OBJECTIVE: FIGO stage I endometrial cancers are divided into two substages, regardless of the presence or absence of lymphovascular space invasion (LVSI). The aim of this study was to investigate whether stratification based on the LVSI status would better predict mortality. METHODS: Using a multicentric database, we identified patients who underwent endometrial cancer operations between 2000 and 2010. The staging performance was quantified with respect to discrimination. RESULTS: The study cohort included 508 patients (198 with LVSI-positive tumors and 310 with LVSI-negative tumors). The survival difference between the stage I patients with LVSI-positive and LVSI-negative tumors was highly significant (81% and 97%, respectively P=.009), whereas the difference between the stage I patients with tumors invading greater or less than half of the myometrium was not (87% and 96%, respectively P=0.09). The 5-year OS rates for the patients with LVSI-negative tumors invading less than half of the myometrium, with LVSI-negative tumors invading more than half of the myometrium and with LVSI-positive invading more than or less than half of the myometrium were 98%, 95%, and 81%, respectively (P=.03).

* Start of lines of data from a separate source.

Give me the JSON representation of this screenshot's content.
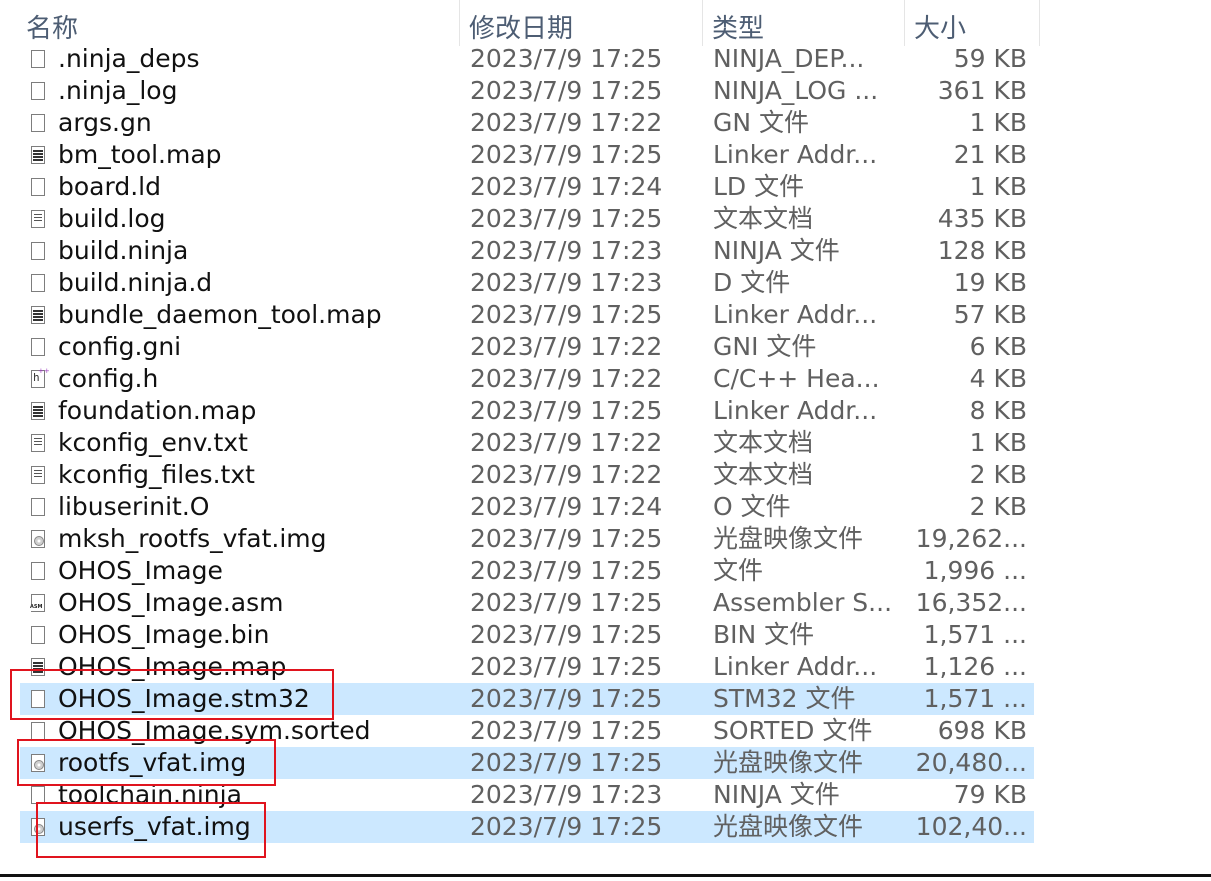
{
  "header": {
    "name": "名称",
    "date_modified": "修改日期",
    "type": "类型",
    "size": "大小",
    "sort_indicator": "chevron-up-icon"
  },
  "files": [
    {
      "name": ".ninja_deps",
      "date": "2023/7/9 17:25",
      "type": "NINJA_DEP...",
      "size": "59 KB",
      "icon": "file-icon",
      "selected": false
    },
    {
      "name": ".ninja_log",
      "date": "2023/7/9 17:25",
      "type": "NINJA_LOG ...",
      "size": "361 KB",
      "icon": "file-icon",
      "selected": false
    },
    {
      "name": "args.gn",
      "date": "2023/7/9 17:22",
      "type": "GN 文件",
      "size": "1 KB",
      "icon": "file-icon",
      "selected": false
    },
    {
      "name": "bm_tool.map",
      "date": "2023/7/9 17:25",
      "type": "Linker Addr...",
      "size": "21 KB",
      "icon": "map-file-icon",
      "selected": false
    },
    {
      "name": "board.ld",
      "date": "2023/7/9 17:24",
      "type": "LD 文件",
      "size": "1 KB",
      "icon": "file-icon",
      "selected": false
    },
    {
      "name": "build.log",
      "date": "2023/7/9 17:25",
      "type": "文本文档",
      "size": "435 KB",
      "icon": "text-file-icon",
      "selected": false
    },
    {
      "name": "build.ninja",
      "date": "2023/7/9 17:23",
      "type": "NINJA 文件",
      "size": "128 KB",
      "icon": "file-icon",
      "selected": false
    },
    {
      "name": "build.ninja.d",
      "date": "2023/7/9 17:23",
      "type": "D 文件",
      "size": "19 KB",
      "icon": "file-icon",
      "selected": false
    },
    {
      "name": "bundle_daemon_tool.map",
      "date": "2023/7/9 17:25",
      "type": "Linker Addr...",
      "size": "57 KB",
      "icon": "map-file-icon",
      "selected": false
    },
    {
      "name": "config.gni",
      "date": "2023/7/9 17:22",
      "type": "GNI 文件",
      "size": "6 KB",
      "icon": "file-icon",
      "selected": false
    },
    {
      "name": "config.h",
      "date": "2023/7/9 17:22",
      "type": "C/C++ Hea...",
      "size": "4 KB",
      "icon": "header-file-icon",
      "selected": false
    },
    {
      "name": "foundation.map",
      "date": "2023/7/9 17:25",
      "type": "Linker Addr...",
      "size": "8 KB",
      "icon": "map-file-icon",
      "selected": false
    },
    {
      "name": "kconfig_env.txt",
      "date": "2023/7/9 17:22",
      "type": "文本文档",
      "size": "1 KB",
      "icon": "text-file-icon",
      "selected": false
    },
    {
      "name": "kconfig_files.txt",
      "date": "2023/7/9 17:22",
      "type": "文本文档",
      "size": "2 KB",
      "icon": "text-file-icon",
      "selected": false
    },
    {
      "name": "libuserinit.O",
      "date": "2023/7/9 17:24",
      "type": "O 文件",
      "size": "2 KB",
      "icon": "file-icon",
      "selected": false
    },
    {
      "name": "mksh_rootfs_vfat.img",
      "date": "2023/7/9 17:25",
      "type": "光盘映像文件",
      "size": "19,262...",
      "icon": "disc-image-icon",
      "selected": false
    },
    {
      "name": "OHOS_Image",
      "date": "2023/7/9 17:25",
      "type": "文件",
      "size": "1,996 ...",
      "icon": "file-icon",
      "selected": false
    },
    {
      "name": "OHOS_Image.asm",
      "date": "2023/7/9 17:25",
      "type": "Assembler S...",
      "size": "16,352...",
      "icon": "asm-file-icon",
      "selected": false
    },
    {
      "name": "OHOS_Image.bin",
      "date": "2023/7/9 17:25",
      "type": "BIN 文件",
      "size": "1,571 ...",
      "icon": "file-icon",
      "selected": false
    },
    {
      "name": "OHOS_Image.map",
      "date": "2023/7/9 17:25",
      "type": "Linker Addr...",
      "size": "1,126 ...",
      "icon": "map-file-icon",
      "selected": false
    },
    {
      "name": "OHOS_Image.stm32",
      "date": "2023/7/9 17:25",
      "type": "STM32 文件",
      "size": "1,571 ...",
      "icon": "file-icon",
      "selected": true
    },
    {
      "name": "OHOS_Image.sym.sorted",
      "date": "2023/7/9 17:25",
      "type": "SORTED 文件",
      "size": "698 KB",
      "icon": "file-icon",
      "selected": false
    },
    {
      "name": "rootfs_vfat.img",
      "date": "2023/7/9 17:25",
      "type": "光盘映像文件",
      "size": "20,480...",
      "icon": "disc-image-icon",
      "selected": true
    },
    {
      "name": "toolchain.ninja",
      "date": "2023/7/9 17:23",
      "type": "NINJA 文件",
      "size": "79 KB",
      "icon": "file-icon",
      "selected": false
    },
    {
      "name": "userfs_vfat.img",
      "date": "2023/7/9 17:25",
      "type": "光盘映像文件",
      "size": "102,40...",
      "icon": "disc-image-icon",
      "selected": true
    }
  ],
  "colors": {
    "selection": "#cce8ff",
    "highlight_box": "#e0141e",
    "header_text": "#4d5d73"
  }
}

Separating the LVSI-negative and LVSI-positive tumors would improve discrimination (concordance index, 77% vs. 75%, respectively, using the actual staging system). CONCLUSION: A LVSI-positive status has a significantly worse prognosis. In this study, the distinction by LVSI status appears to be more relevant than the distinction between stages IA and IB for predicting survival in stage I endometrial cancer. This difference in prognosis would favor restaging these two entities.